The pub won 'One To Watch' in this year's Gasro Pub Top 50 and recently received two AA Rosettes.

"It was amazing to get 'one to watch' in just 11 weeks," said Matt. "We are not really pushing for accolades yet but anything that comes along is great.

"I do miss London in certain aspects, everything is there and at the same pace. Here it's slower, but I think it is a good thing."

The private dining room is located in the oldest part of the building, full of original beams Matt stripped the building back to how Lord Grantley would have had it.

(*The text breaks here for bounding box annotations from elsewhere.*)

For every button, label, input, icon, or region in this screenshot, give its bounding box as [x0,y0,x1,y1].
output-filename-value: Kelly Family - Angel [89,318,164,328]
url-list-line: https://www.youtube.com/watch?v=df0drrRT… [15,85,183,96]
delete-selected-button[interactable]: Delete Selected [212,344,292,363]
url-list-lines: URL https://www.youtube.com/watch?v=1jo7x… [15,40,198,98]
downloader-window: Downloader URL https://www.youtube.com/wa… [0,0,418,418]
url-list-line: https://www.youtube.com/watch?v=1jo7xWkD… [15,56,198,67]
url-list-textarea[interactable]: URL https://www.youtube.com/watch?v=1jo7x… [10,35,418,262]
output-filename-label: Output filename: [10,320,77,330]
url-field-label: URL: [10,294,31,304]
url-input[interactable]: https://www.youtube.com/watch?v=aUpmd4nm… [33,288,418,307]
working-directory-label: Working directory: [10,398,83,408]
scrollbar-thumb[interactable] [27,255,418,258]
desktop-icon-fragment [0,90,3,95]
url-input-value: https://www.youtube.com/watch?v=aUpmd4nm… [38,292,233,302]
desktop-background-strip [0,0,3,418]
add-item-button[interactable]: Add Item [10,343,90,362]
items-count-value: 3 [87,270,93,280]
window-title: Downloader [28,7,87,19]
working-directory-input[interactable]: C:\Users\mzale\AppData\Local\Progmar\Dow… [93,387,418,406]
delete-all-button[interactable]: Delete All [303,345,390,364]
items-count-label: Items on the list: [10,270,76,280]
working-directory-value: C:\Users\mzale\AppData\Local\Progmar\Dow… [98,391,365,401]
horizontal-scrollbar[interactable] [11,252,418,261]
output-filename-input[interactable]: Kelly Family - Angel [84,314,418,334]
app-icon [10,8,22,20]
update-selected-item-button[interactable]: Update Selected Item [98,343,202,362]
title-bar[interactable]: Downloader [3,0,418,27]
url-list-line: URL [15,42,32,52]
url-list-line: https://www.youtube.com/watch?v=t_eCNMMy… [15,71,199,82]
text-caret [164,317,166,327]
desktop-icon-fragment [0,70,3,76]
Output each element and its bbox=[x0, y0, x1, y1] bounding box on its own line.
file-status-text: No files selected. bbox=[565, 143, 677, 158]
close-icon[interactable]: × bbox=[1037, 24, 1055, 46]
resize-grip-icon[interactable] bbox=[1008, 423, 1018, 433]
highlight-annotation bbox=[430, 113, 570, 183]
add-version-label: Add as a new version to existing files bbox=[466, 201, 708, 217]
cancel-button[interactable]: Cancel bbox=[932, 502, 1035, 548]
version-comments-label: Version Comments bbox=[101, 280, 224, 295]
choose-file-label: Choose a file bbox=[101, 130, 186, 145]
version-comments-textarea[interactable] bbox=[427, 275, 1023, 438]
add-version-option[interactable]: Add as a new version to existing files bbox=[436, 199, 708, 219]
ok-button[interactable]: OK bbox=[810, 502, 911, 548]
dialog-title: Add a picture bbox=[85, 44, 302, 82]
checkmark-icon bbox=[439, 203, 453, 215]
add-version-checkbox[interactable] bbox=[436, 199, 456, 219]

The private dining room is situated in what was the bakery in the 1890s and it still has the original fire place.

Matt said: "It's got a lot of character and there are a lot of ghost stories - there's some weird stuff goes on!

"We are still going through a transitional period, we are only into are sixth month so there are still things to iron out and I want it more consistent before i start looking at tasting menus and things like that.

"I originally started off with more funky things, like mini snacks; black pudding, scotch eggs, beer braised ox tail with chips and curds, pigs head fritters - but it didn't go down a hundred percent well so we've had to look at it again. It was the sort of stuff i did at the Gherkin at the bar and it went really well."

Matt didn't open the restaurant side of the business until January this year as there were only four chefs in the kitchen and they couldn't keep up.

He said: "We make all the bread, whip all the butter - everything is done in house so it's full on for a little kitchen, we hammer it. The guys are pushing but the project as a whole has a lot of potential."

Now in charge of his own place, Matt says the pressure is a lot different to what he was used to before, he said: "You need to make sure the business is working because you don't want to lay people off, there are a lot more worries. At The Gherkin everything was financial so you were always looking at gross profits, how much money you were making, where could you save money. Here you are looking at what you can do to make money!"

The team is made up of chefs who came with Matt from the Gherkin, including his senior sous, Kwesi Boller and pastry chef, Chris Hurter, and Matt says he couldn't have done it without Kwesi, he said: "He's my right hand man, without him in the beginning we would of gone down. My pastry chef is really talented too. The core of us have done everything form scratch."

He added: "I also have an apprentice, I like to have them because I think you learn a lot more than just being at college all the time.

"Colleges just don't have the funding, it's not that they are bad. Unfortunately they need to move with the times because a lot of the things they are teaching just aren't used anymore."

Matt is just 19 miles from his mentor Paul Welburn, who opened The Leconfield in Petworth, West Sussex around the same time. The pair spent six months working together at The Gherkin and they still bounce ideas off each other.

"If I've got any issues, I'll always speak with Paul," said Matt. "It's always good when you've got that person, especially someone of his caliber, it's very beneficial."

>>> Read: Paul Welburn leaves Tonic and Remedy to pursue new project

 

There are a number of plans in place for The Grantley Arms but first on Matt's list is to keep the pub as a pub, for the locals to still come in and have a pint, but he also wants to achieve a good ranking. He said: "I'd like to get inside the Top 50 Gastro pubs, that would be great! We are also looking at rooms, but we just want to get through the first year, keep it consistent and hopefully come out with a bit of a profit!"